Saturday, April 17, 2010

What I Want to be When I grow Up

"What I want to be when I grow up" today is definitely not "what I want to be when I grow up" 50 years ago.....
Back then, it was about being the smartest, prettiest, most popular, best dressed person you knew with the same kind of smart, pretty, popular and well dressed group of friends and having a family with all those same qualifications. And choosing a vocation in life that allowed you to be and have a continuous stream of smart, pretty, popular and well dressed. Thank God(really..thank you Lord) that He never handed out smart, pretty,popular and well dressed to me then and intervened when it appeared a few of those things might have started to come around. It appears He was giving me a reality check by having the life I have had, so NOW I can say with all honesty what I want to be when I grow up....

I WANT TO BE GARRISON KEILLOR!!!!!

I want my sense of humor to stay in the room for 2 hours...after I leave. I want to make people feel so good about themselves that they smile sweetly and cherish the potshots I take at their lifestyles and beliefs. I want to write books that aren't necessarily page turners, but the tales they tell can be re-run as snippets in millions of heads when needed. I want to portray the frailty of human spirit, and the strength of it's resolve. I want to tell stories to people who can vividly see the beloved characters and flesh out their personalities with my flavorful descriptions.
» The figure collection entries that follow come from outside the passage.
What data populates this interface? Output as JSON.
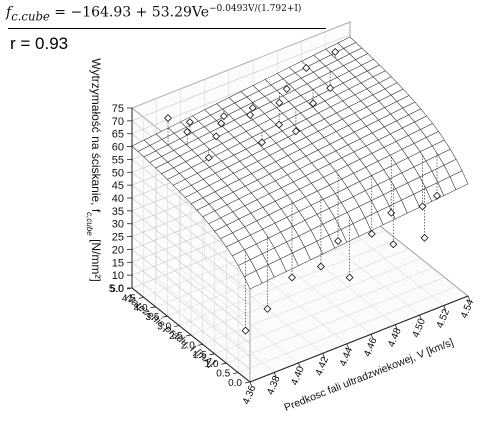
{
  "equation": {
    "lhs": "f",
    "lhs_sub": "c.cube",
    "rhs": " = −164.93 + 53.29Ve",
    "exponent": "−0.0493V/(1.792+I)"
  },
  "correlation": "r = 0.93",
  "chart_data": {
    "type": "surface3d",
    "title": "",
    "xlabel": "Predkosc fali ultradzwiekowej, V [km/s]",
    "ylabel": "Natezenie pradu, I [mA]",
    "zlabel_main": "Wytrzymałość na ściskanie, f",
    "zlabel_sub": "c,cube",
    "zlabel_unit": " [N/mm²]",
    "x_ticks": [
      "4.36",
      "4.38",
      "4.40",
      "4.42",
      "4.44",
      "4.46",
      "4.48",
      "4.50",
      "4.52",
      "4.54"
    ],
    "y_ticks": [
      "0.0",
      "0.5",
      "1.0",
      "1.5",
      "2.0",
      "2.5",
      "3.0",
      "3.5",
      "4.0",
      "4.5",
      "5.0"
    ],
    "z_ticks": [
      "5.0",
      "10",
      "15",
      "20",
      "25",
      "30",
      "35",
      "40",
      "45",
      "50",
      "55",
      "60",
      "65",
      "70",
      "75"
    ],
    "xlim": [
      4.36,
      4.54
    ],
    "ylim": [
      0,
      5
    ],
    "zlim": [
      5,
      75
    ],
    "model": {
      "a": -164.93,
      "b": 53.29,
      "c": 0.0493,
      "d": 1.792
    },
    "points": [
      {
        "x": 4.38,
        "y": 4.5,
        "z": 71
      },
      {
        "x": 4.39,
        "y": 4.2,
        "z": 66
      },
      {
        "x": 4.4,
        "y": 4.6,
        "z": 65
      },
      {
        "x": 4.41,
        "y": 4.0,
        "z": 62
      },
      {
        "x": 4.42,
        "y": 4.3,
        "z": 63
      },
      {
        "x": 4.43,
        "y": 4.7,
        "z": 61
      },
      {
        "x": 4.44,
        "y": 4.1,
        "z": 64
      },
      {
        "x": 4.45,
        "y": 4.5,
        "z": 62
      },
      {
        "x": 4.46,
        "y": 3.9,
        "z": 58
      },
      {
        "x": 4.47,
        "y": 4.4,
        "z": 61
      },
      {
        "x": 4.48,
        "y": 4.6,
        "z": 63
      },
      {
        "x": 4.49,
        "y": 4.0,
        "z": 60
      },
      {
        "x": 4.5,
        "y": 4.8,
        "z": 66
      },
      {
        "x": 4.51,
        "y": 4.3,
        "z": 60
      },
      {
        "x": 4.52,
        "y": 4.6,
        "z": 70
      },
      {
        "x": 4.4,
        "y": 3.8,
        "z": 57
      },
      {
        "x": 4.44,
        "y": 3.6,
        "z": 57
      },
      {
        "x": 4.47,
        "y": 3.7,
        "z": 55
      },
      {
        "x": 4.42,
        "y": 1.3,
        "z": 25
      },
      {
        "x": 4.44,
        "y": 1.1,
        "z": 27
      },
      {
        "x": 4.46,
        "y": 1.4,
        "z": 31
      },
      {
        "x": 4.48,
        "y": 1.0,
        "z": 33
      },
      {
        "x": 4.5,
        "y": 1.2,
        "z": 36
      },
      {
        "x": 4.52,
        "y": 0.9,
        "z": 37
      },
      {
        "x": 4.53,
        "y": 0.8,
        "z": 40
      },
      {
        "x": 4.39,
        "y": 0.8,
        "z": 22
      },
      {
        "x": 4.45,
        "y": 0.4,
        "z": 26
      },
      {
        "x": 4.49,
        "y": 0.6,
        "z": 30
      },
      {
        "x": 4.51,
        "y": 0.3,
        "z": 31
      },
      {
        "x": 4.37,
        "y": 0.7,
        "z": 18
      }
    ]
  }
}
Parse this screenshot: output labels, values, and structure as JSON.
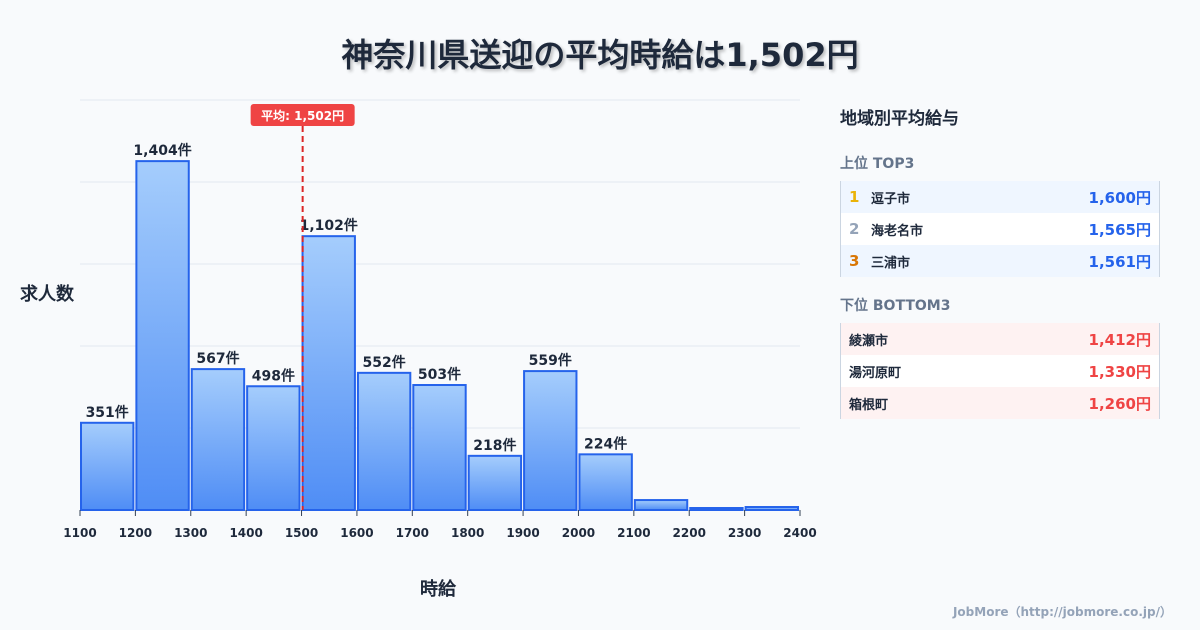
{
  "title": "神奈川県送迎の平均時給は1,502円",
  "chart_data": {
    "type": "bar",
    "title": "神奈川県送迎の平均時給は1,502円",
    "xlabel": "時給",
    "ylabel": "求人数",
    "bin_edges": [
      1100,
      1200,
      1300,
      1400,
      1500,
      1600,
      1700,
      1800,
      1900,
      2000,
      2100,
      2200,
      2300,
      2400
    ],
    "values": [
      351,
      1404,
      567,
      498,
      1102,
      552,
      503,
      218,
      559,
      224,
      40,
      8,
      12
    ],
    "labels": [
      "351件",
      "1,404件",
      "567件",
      "498件",
      "1,102件",
      "552件",
      "503件",
      "218件",
      "559件",
      "224件",
      "",
      "",
      ""
    ],
    "ylim": [
      0,
      1650
    ],
    "grid": true,
    "mean": 1502,
    "mean_label": "平均: 1,502円"
  },
  "panel": {
    "title": "地域別平均給与",
    "top_label": "上位 TOP3",
    "bottom_label": "下位 BOTTOM3",
    "top": [
      {
        "rank": "1",
        "name": "逗子市",
        "value": "1,600円",
        "color": "#eab308"
      },
      {
        "rank": "2",
        "name": "海老名市",
        "value": "1,565円",
        "color": "#94a3b8"
      },
      {
        "rank": "3",
        "name": "三浦市",
        "value": "1,561円",
        "color": "#d97706"
      }
    ],
    "bottom": [
      {
        "name": "綾瀬市",
        "value": "1,412円"
      },
      {
        "name": "湯河原町",
        "value": "1,330円"
      },
      {
        "name": "箱根町",
        "value": "1,260円"
      }
    ]
  },
  "footer": "JobMore（http://jobmore.co.jp/）"
}
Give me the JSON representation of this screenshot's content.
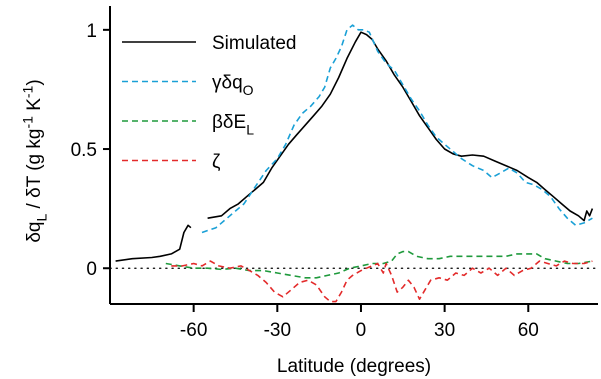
{
  "chart_data": {
    "type": "line",
    "xlabel": "Latitude (degrees)",
    "ylabel": {
      "parts": [
        {
          "t": "δq",
          "sub": "L"
        },
        {
          "t": " / δT (g kg"
        },
        {
          "t": "",
          "sup": "-1"
        },
        {
          "t": " K"
        },
        {
          "t": "",
          "sup": "-1"
        },
        {
          "t": ")"
        }
      ]
    },
    "xlim": [
      -90,
      85
    ],
    "ylim": [
      -0.15,
      1.1
    ],
    "xticks": [
      -60,
      -30,
      0,
      30,
      60
    ],
    "xtick_labels": [
      "-60",
      "-30",
      "0",
      "30",
      "60"
    ],
    "yticks": [
      0,
      0.5,
      1
    ],
    "ytick_labels": [
      "0",
      "0.5",
      "1"
    ],
    "grid": false,
    "legend_position": "top-left",
    "zero_line": {
      "y": 0,
      "style": "dotted",
      "color": "#000000"
    },
    "series": [
      {
        "name": "Simulated",
        "label": {
          "t": "Simulated"
        },
        "color": "#000000",
        "dash": "solid",
        "segments": [
          [
            [
              -88,
              0.03
            ],
            [
              -82,
              0.04
            ],
            [
              -75,
              0.045
            ],
            [
              -72,
              0.05
            ],
            [
              -68,
              0.06
            ],
            [
              -65,
              0.08
            ],
            [
              -63.5,
              0.15
            ],
            [
              -62,
              0.18
            ],
            [
              -61,
              0.17
            ]
          ],
          [
            [
              -55,
              0.21
            ],
            [
              -50,
              0.22
            ],
            [
              -47,
              0.25
            ],
            [
              -44,
              0.27
            ],
            [
              -41,
              0.3
            ],
            [
              -38,
              0.33
            ],
            [
              -35,
              0.36
            ],
            [
              -32,
              0.42
            ],
            [
              -29,
              0.47
            ],
            [
              -26,
              0.52
            ],
            [
              -23,
              0.56
            ],
            [
              -20,
              0.6
            ],
            [
              -17,
              0.64
            ],
            [
              -14,
              0.68
            ],
            [
              -11,
              0.73
            ],
            [
              -8,
              0.8
            ],
            [
              -5,
              0.88
            ],
            [
              -2,
              0.95
            ],
            [
              0,
              0.99
            ],
            [
              2,
              0.98
            ],
            [
              4,
              0.96
            ],
            [
              6,
              0.92
            ],
            [
              9,
              0.87
            ],
            [
              12,
              0.81
            ],
            [
              15,
              0.76
            ],
            [
              18,
              0.7
            ],
            [
              21,
              0.64
            ],
            [
              24,
              0.59
            ],
            [
              27,
              0.54
            ],
            [
              30,
              0.5
            ],
            [
              33,
              0.48
            ],
            [
              36,
              0.47
            ],
            [
              40,
              0.475
            ],
            [
              44,
              0.47
            ],
            [
              48,
              0.45
            ],
            [
              52,
              0.43
            ],
            [
              56,
              0.41
            ],
            [
              60,
              0.38
            ],
            [
              63,
              0.36
            ],
            [
              66,
              0.33
            ],
            [
              69,
              0.3
            ],
            [
              72,
              0.27
            ],
            [
              75,
              0.24
            ],
            [
              78,
              0.22
            ],
            [
              80,
              0.2
            ],
            [
              81,
              0.24
            ],
            [
              82,
              0.22
            ],
            [
              83,
              0.25
            ]
          ]
        ]
      },
      {
        "name": "γδqO",
        "label": {
          "t": "γδq",
          "sub": "O"
        },
        "color": "#1aa0d6",
        "dash": "dashed",
        "segments": [
          [
            [
              -57,
              0.15
            ],
            [
              -52,
              0.17
            ],
            [
              -48,
              0.21
            ],
            [
              -45,
              0.24
            ],
            [
              -42,
              0.27
            ],
            [
              -38,
              0.34
            ],
            [
              -34,
              0.41
            ],
            [
              -30,
              0.46
            ],
            [
              -27,
              0.52
            ],
            [
              -24,
              0.6
            ],
            [
              -21,
              0.65
            ],
            [
              -18,
              0.68
            ],
            [
              -15,
              0.72
            ],
            [
              -13,
              0.76
            ],
            [
              -11,
              0.84
            ],
            [
              -9,
              0.88
            ],
            [
              -7,
              0.93
            ],
            [
              -5,
              1.0
            ],
            [
              -3,
              1.02
            ],
            [
              -1,
              1.0
            ],
            [
              1,
              1.0
            ],
            [
              3,
              0.99
            ],
            [
              6,
              0.91
            ],
            [
              9,
              0.86
            ],
            [
              12,
              0.83
            ],
            [
              15,
              0.77
            ],
            [
              18,
              0.71
            ],
            [
              21,
              0.66
            ],
            [
              24,
              0.6
            ],
            [
              27,
              0.55
            ],
            [
              30,
              0.52
            ],
            [
              33,
              0.49
            ],
            [
              36,
              0.46
            ],
            [
              40,
              0.43
            ],
            [
              44,
              0.41
            ],
            [
              47,
              0.38
            ],
            [
              50,
              0.4
            ],
            [
              53,
              0.42
            ],
            [
              56,
              0.4
            ],
            [
              59,
              0.36
            ],
            [
              62,
              0.35
            ],
            [
              65,
              0.33
            ],
            [
              68,
              0.3
            ],
            [
              71,
              0.25
            ],
            [
              74,
              0.21
            ],
            [
              77,
              0.18
            ],
            [
              80,
              0.19
            ],
            [
              83,
              0.21
            ]
          ]
        ]
      },
      {
        "name": "βδEL",
        "label": {
          "t": "βδE",
          "sub": "L"
        },
        "color": "#1f9a3c",
        "dash": "dashed",
        "segments": [
          [
            [
              -70,
              0.02
            ],
            [
              -65,
              0.01
            ],
            [
              -60,
              0.0
            ],
            [
              -55,
              0.0
            ],
            [
              -50,
              -0.005
            ],
            [
              -45,
              0.0
            ],
            [
              -40,
              -0.01
            ],
            [
              -35,
              -0.01
            ],
            [
              -30,
              -0.02
            ],
            [
              -25,
              -0.03
            ],
            [
              -20,
              -0.04
            ],
            [
              -16,
              -0.04
            ],
            [
              -12,
              -0.03
            ],
            [
              -8,
              -0.02
            ],
            [
              -4,
              0.0
            ],
            [
              0,
              0.01
            ],
            [
              4,
              0.02
            ],
            [
              8,
              0.02
            ],
            [
              11,
              0.03
            ],
            [
              13,
              0.06
            ],
            [
              15,
              0.07
            ],
            [
              17,
              0.07
            ],
            [
              20,
              0.05
            ],
            [
              24,
              0.04
            ],
            [
              28,
              0.04
            ],
            [
              32,
              0.05
            ],
            [
              36,
              0.05
            ],
            [
              40,
              0.05
            ],
            [
              44,
              0.05
            ],
            [
              48,
              0.05
            ],
            [
              52,
              0.05
            ],
            [
              56,
              0.06
            ],
            [
              60,
              0.06
            ],
            [
              63,
              0.06
            ],
            [
              66,
              0.04
            ],
            [
              70,
              0.03
            ],
            [
              74,
              0.02
            ],
            [
              78,
              0.02
            ],
            [
              83,
              0.03
            ]
          ]
        ]
      },
      {
        "name": "ζ",
        "label": {
          "t": "ζ"
        },
        "color": "#e32b2b",
        "dash": "dashed",
        "segments": [
          [
            [
              -68,
              0.01
            ],
            [
              -64,
              0.01
            ],
            [
              -60,
              0.02
            ],
            [
              -57,
              0.01
            ],
            [
              -54,
              0.03
            ],
            [
              -51,
              0.01
            ],
            [
              -47,
              0.0
            ],
            [
              -43,
              0.01
            ],
            [
              -40,
              -0.01
            ],
            [
              -37,
              -0.03
            ],
            [
              -34,
              -0.06
            ],
            [
              -31,
              -0.1
            ],
            [
              -28,
              -0.12
            ],
            [
              -25,
              -0.09
            ],
            [
              -22,
              -0.06
            ],
            [
              -19,
              -0.05
            ],
            [
              -16,
              -0.07
            ],
            [
              -13,
              -0.12
            ],
            [
              -11,
              -0.14
            ],
            [
              -9,
              -0.14
            ],
            [
              -7,
              -0.1
            ],
            [
              -5,
              -0.05
            ],
            [
              -3,
              -0.03
            ],
            [
              0,
              -0.01
            ],
            [
              2,
              0.0
            ],
            [
              4,
              0.01
            ],
            [
              6,
              0.02
            ],
            [
              8,
              -0.02
            ],
            [
              9,
              0.02
            ],
            [
              11,
              -0.03
            ],
            [
              13,
              -0.1
            ],
            [
              15,
              -0.08
            ],
            [
              17,
              -0.05
            ],
            [
              19,
              -0.08
            ],
            [
              21,
              -0.13
            ],
            [
              23,
              -0.09
            ],
            [
              25,
              -0.05
            ],
            [
              28,
              -0.04
            ],
            [
              31,
              -0.05
            ],
            [
              34,
              -0.02
            ],
            [
              37,
              -0.03
            ],
            [
              40,
              0.0
            ],
            [
              43,
              -0.02
            ],
            [
              46,
              0.0
            ],
            [
              49,
              -0.03
            ],
            [
              52,
              0.0
            ],
            [
              55,
              -0.03
            ],
            [
              58,
              -0.01
            ],
            [
              61,
              0.0
            ],
            [
              64,
              0.03
            ],
            [
              67,
              0.02
            ],
            [
              70,
              0.01
            ],
            [
              73,
              0.03
            ],
            [
              76,
              0.02
            ],
            [
              80,
              0.02
            ],
            [
              83,
              0.03
            ]
          ]
        ]
      }
    ]
  }
}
And of course, I want to channel Ben Franklin...just in case I run out of Garrison Keillor.

Thursday, April 8, 2010

When I go back...where will it be?

Everyone seems to have some idea as to where they may end up....after the big "D" happens; will it be something like Holodeck scenes from Star Trek, where people get to go where they imagine? Do we create our own imaginary world to be an archetypical heaven? And if I am with others, do they see things the same way or the way they want to? And who performs the life review that will tell me just how often (and how far) I fell from grace? And...what if I don't agree with my review, do I have a right to protest?? Oh the questions upon questions!

In my ideal universe this will happen:
1.) How death occurs doesn't matter-it will go by quickly(and couldn't be as bad as childbirth-hey, I got over that!).
2.) A kind, wise Yoda type or even Obiwan would be a wonderful life reviewer. Spare me a sarcastic type, like Jimmie Kimmel or Dick Cheney.
3.) All feelings of guilt(that hallway closet didn't get cleaned before I departed!) and shame(why didn't they pick me for Red Rover..until last) and sorrow(did the kids learn enough from me that they will be ok), will fade and disappear.
4.) The Library of all Knowledge will be open all the time, and my card is good forever.
5.) Ben Franklin will invite me in for coffee; and we will talk for hours about all the people he knew and the places he visited.
6.) If I get tired, my energy stream will go staight-away and renew on the planets and moons of my original home.
7.) God sends me a "Get out of jail free" card. This will put and end to this merry-go-round of life on earth.
8.) There will be a really long siesta by the Hay Pile that Van Gogh painted.
9.) I will do all I can to sneak a peek at God, Jesus or even some of the angels.
10.) I am at peace.

Not much to ask for the afterlife, wouldn't you agree?